As soon as she’s milked me dry, I realize what I’ve done. I came inside a woman. Something I was always warned against growing up. So much so that I’ve never even had an interest in fucking without a condom. Sure, I wanted to know what it felt like, but not enough to risk pregnancy or diseases. But now, I feel my cum all around her pussy. What would it feel like to know I put a baby in her? Watch her stomach grow with my baby? The thought alone makes my cock twitch in her pussy.

Is this a new kink I’ve recently developed, or is this what it feels like when you actually want a future with someone?

Either way, it scares the hell out of me how much I like the idea.
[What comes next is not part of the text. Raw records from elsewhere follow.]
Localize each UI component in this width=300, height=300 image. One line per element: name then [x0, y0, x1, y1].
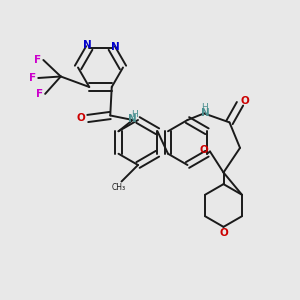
Text: CH₃: CH₃ — [112, 183, 126, 192]
Text: O: O — [200, 145, 208, 155]
Text: F: F — [36, 89, 43, 99]
Text: N: N — [128, 114, 137, 124]
Text: H: H — [131, 110, 138, 119]
Text: N: N — [83, 40, 92, 50]
Text: F: F — [29, 73, 36, 83]
Text: H: H — [202, 103, 208, 112]
Text: O: O — [240, 96, 249, 106]
Text: O: O — [77, 113, 85, 124]
Text: O: O — [219, 229, 228, 238]
Text: N: N — [200, 108, 209, 118]
Text: N: N — [111, 41, 120, 52]
Text: F: F — [34, 55, 41, 65]
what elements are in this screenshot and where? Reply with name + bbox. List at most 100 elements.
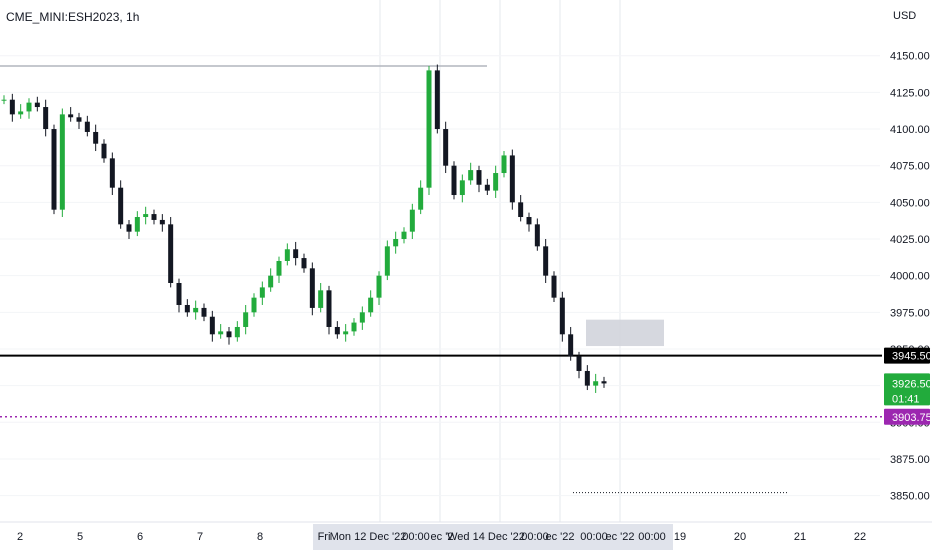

I slowly pull out of her and use my fingers to push any runaway cum back inside her pussy. Then I move her panties back in place, securing it in there for the night. Such a caveman thing to do, but I want her smelling like me when she’s around that asshole. I can’t help it.

I bring my cum covered fingers up to her mouth. She opens and sucks them in without me saying a single word. Her smudged red lips look beautiful around my fingers.

“You’re going to remember who you belong to tonight, right, baby?” I ask her as I reluctantly pull my fingers from her mouth.

“Only you, Luke.”

I finally put her leg down and give her one quick kiss. “You might want to fix your lipstick.”

She rolls her eyes. “Damn it.”

“You’re welcome,” I say with a smirk.

I let her off the wall, and she heads to the mirror in the room to try and fix her makeup.

“Do you feel better now?” she asks me as I tuck in my shirt and button my pants. It’s a hard question to answer. Do I feel better? Yes, I guess I do now that I’ve marked her. But it still sucks knowing the whole world thinks she’s with him. I don’t know if I’ll ever get over that.

But I don’t want to ruin her evening. Hell, she made this stupid agreement to save my ass. It’s not like I won’t be with her all night to make sure Thompson doesn’t get too handsy.

“Yeah, sorry. I don’t know what came over me.”

“Don’t apologize. I kinda like a jealous Luke Pierson.”

Now it’s my turn to roll my eyes. “Well, that makes one of us.”

There’s a loud knock on the hotel room door, and then Ashley yells, “Time to go.”

I look at Calla, who, besides her flushed cheeks, has completely put herself back together. “Alright, let’s go win you some awards.”